Esos otros placeres lectores


En las últimas semanas, Norman Manea y Rodrigo Fresán me han proporcionado sendos grandes placeres lectores, eso sí, de muy distinto signo.

Con el rumano Norman Manea, de quien hablé hace ya unos años a raíz de su impresionante El regreso del húligan, el placer ha sido el de la relectura, no de aquella autobiografía novelada, sino de un libro aún más oscuro en todos los sentidos, El sobre negro.
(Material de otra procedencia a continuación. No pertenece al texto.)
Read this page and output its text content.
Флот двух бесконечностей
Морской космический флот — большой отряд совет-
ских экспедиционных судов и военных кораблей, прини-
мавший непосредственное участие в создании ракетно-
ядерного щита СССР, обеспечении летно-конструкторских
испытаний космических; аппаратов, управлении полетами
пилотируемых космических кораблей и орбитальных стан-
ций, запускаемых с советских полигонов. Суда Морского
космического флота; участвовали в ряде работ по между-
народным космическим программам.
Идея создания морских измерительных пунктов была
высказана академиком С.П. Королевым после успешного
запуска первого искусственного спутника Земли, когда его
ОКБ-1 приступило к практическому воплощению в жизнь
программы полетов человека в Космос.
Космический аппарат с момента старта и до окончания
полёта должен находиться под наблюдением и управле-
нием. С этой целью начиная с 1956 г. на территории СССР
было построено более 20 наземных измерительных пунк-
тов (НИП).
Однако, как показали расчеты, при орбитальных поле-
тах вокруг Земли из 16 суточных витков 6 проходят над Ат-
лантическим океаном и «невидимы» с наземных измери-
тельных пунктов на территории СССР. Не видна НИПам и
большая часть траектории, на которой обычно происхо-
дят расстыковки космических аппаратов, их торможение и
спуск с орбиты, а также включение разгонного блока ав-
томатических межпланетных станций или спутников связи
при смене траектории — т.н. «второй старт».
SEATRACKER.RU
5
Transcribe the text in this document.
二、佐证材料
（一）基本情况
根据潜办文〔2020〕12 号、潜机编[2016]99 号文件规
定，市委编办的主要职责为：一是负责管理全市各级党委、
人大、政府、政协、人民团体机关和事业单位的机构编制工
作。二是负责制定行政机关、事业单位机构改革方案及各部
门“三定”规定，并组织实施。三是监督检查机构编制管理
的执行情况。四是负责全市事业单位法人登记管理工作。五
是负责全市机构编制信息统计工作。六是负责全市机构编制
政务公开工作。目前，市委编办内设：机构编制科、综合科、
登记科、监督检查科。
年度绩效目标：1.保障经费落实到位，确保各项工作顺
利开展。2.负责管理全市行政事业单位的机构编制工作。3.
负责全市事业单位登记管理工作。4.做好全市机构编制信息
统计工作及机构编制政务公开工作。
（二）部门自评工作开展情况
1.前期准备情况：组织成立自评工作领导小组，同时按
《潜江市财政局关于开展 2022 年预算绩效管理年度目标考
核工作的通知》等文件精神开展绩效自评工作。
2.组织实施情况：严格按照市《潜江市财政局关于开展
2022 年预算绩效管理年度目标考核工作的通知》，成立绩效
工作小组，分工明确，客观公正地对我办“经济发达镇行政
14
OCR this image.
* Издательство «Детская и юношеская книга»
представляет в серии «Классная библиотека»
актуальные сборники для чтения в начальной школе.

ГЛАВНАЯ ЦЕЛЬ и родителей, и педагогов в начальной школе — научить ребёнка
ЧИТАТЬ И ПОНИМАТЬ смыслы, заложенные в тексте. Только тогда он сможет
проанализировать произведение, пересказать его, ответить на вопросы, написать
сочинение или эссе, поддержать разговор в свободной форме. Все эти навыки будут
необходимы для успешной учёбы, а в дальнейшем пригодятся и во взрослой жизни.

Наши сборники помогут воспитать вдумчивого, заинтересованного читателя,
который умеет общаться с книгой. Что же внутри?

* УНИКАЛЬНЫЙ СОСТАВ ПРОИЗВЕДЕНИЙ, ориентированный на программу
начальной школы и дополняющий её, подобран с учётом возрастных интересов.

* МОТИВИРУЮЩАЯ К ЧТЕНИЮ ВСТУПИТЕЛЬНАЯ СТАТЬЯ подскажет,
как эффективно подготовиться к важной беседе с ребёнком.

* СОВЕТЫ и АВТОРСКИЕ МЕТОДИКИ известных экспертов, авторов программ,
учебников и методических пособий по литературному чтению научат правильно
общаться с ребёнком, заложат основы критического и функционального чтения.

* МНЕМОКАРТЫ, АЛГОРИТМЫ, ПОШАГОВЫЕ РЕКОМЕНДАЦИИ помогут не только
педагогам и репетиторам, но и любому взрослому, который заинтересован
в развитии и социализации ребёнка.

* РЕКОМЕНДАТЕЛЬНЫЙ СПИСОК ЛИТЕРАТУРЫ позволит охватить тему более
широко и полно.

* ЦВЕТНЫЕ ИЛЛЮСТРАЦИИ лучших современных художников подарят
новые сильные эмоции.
La relectura es un placer, con frecuencia más reivindicado que ejercido, del que existen por lo menos dos tipos. El primero consiste en leer en la madurez aquellas obras que nos marcaron en nuestra cada día más lejana juventud. Como sabéis, este tipo de relectura es un arma de doble filo. Uno puede, evidentemente, redoblar aquel gozo con la ayuda ahora del bagaje que los años, los kilos y otras muchas lecturas le han proporcionado, y descubrir así que aquella obra que tanto lo impresionó guardaba muchos secretos que sólo ahora podemos descubrir. Pero también puede suceder lo contrario, y sorprenderse uno al ver que El viejo y el mar, esa inolvidable novelilla que se zampó con pasión en una tarde, no tenía 100 páginas sino 500.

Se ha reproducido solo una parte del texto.